We agree with the Minnesota court. Our paternity statutes, in several ways, evince an intention to benefit the public, mother and child, regardless of who is formally named a party. The state's main goal in a paternity suit is to divest itself of responsibility for supporting the child through various welfare programs. The mother's aim is assuredly economic as well. An order of filiation bears a concomitant obligation for the father to share in childrearing expenses. The child, however, has not only economic motives, but other independent interests, such as establishing lineage for inheritance purposes. Although the state may have interests different from the mother or child in seeking the father, their mutual objective is singular. Additionally, if the defendant is found to be the father, he incurs identical obligations under A.R.S. § 12-849, regardless of in whose name the suit was brought. That statute provides, upon a finding of defendant's paternity, that the court order past care and future support payments on behalf of the child, as well as payment of the mother's expenses during her period of "lying-in" and "confinement." The statute likewise provides for the court's continuing jurisdiction to modify the child support payments "as the welfare of the child requires."
From the above we conclude that the child's interests are inextricably bound to the litigation of a paternity action, whether brought in the name of the state, the mother or the guardian. We are led to this conclusion by a recognition that the substance of the action, rather than its technical form, must prevail in determining whose rights are being adjudicated. The fact that the state's name appears on the case, rather than the child's, does not change the fact that the issue to be litigated and the effect on the child's rights to support will be equal. This conclusion is further supported by our opinion that the paternity statutes do not contemplate multiple and successive actions by all who are authorized to bring suit. Rather, the action is intended to be brought, and all rights adjudicated, in only one of several ways.
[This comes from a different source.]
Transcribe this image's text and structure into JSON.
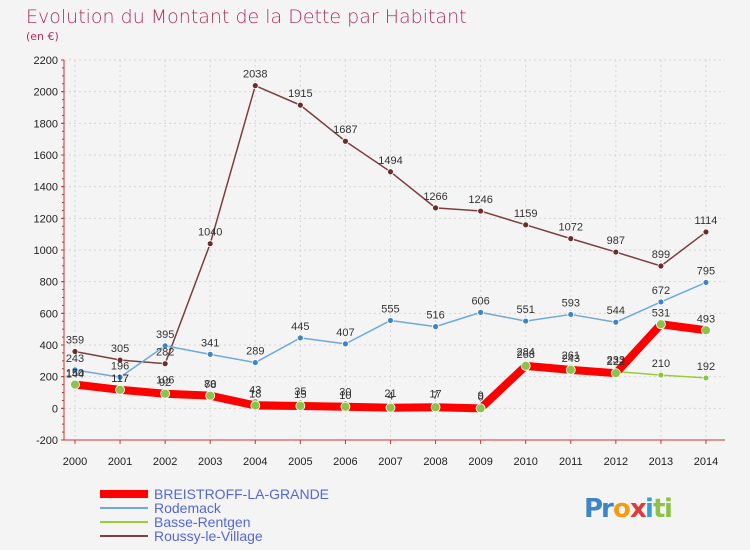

The statute, in naming the state as one of the legitimate plaintiffs in a paternity action, authorizes the state to represent all whose interest will be affected by resolution of the issues therein presented. "When the interest of the same person is more than once placed in litigation, judicial finality ought not to be avoided by a change of the form in which the interest is represented." 1B J. Moore, supra ¶ 0.411, at 1447.
We have not been presented with, and consequently intimate no views on, the issue of the constitutionality of this statute as it affects a child's due process rights.
We have determined that the appellant may not collaterally impeach the prior judgment. Moreover, it is our view that in addition to the cause of action in both suits being identical, the child's rights and interests are the same in each. Consequently, the prior judgment dismissing the state's paternity suit against appellee must be considered res judicata and binding upon the appellant in the present action. See Rios v. Industrial Commission, 120 Ariz. 374, 586 P.2d 219 (App. 1978). The trial court's judgment dismissing appellant's present case, based upon appellee's plea of res judicata, is affirmed.
JACOBSON, P.J., and RICHARD M. DAVIS, J. pro tem., concur.
NOTE: The Honorable Richard M. Davis, a Judge pro tempore of a court of record, has been authorized to participate in this matter by the Chief Justice of the Arizona Supreme Court, pursuant to Arizona Const. art. VI, § 20.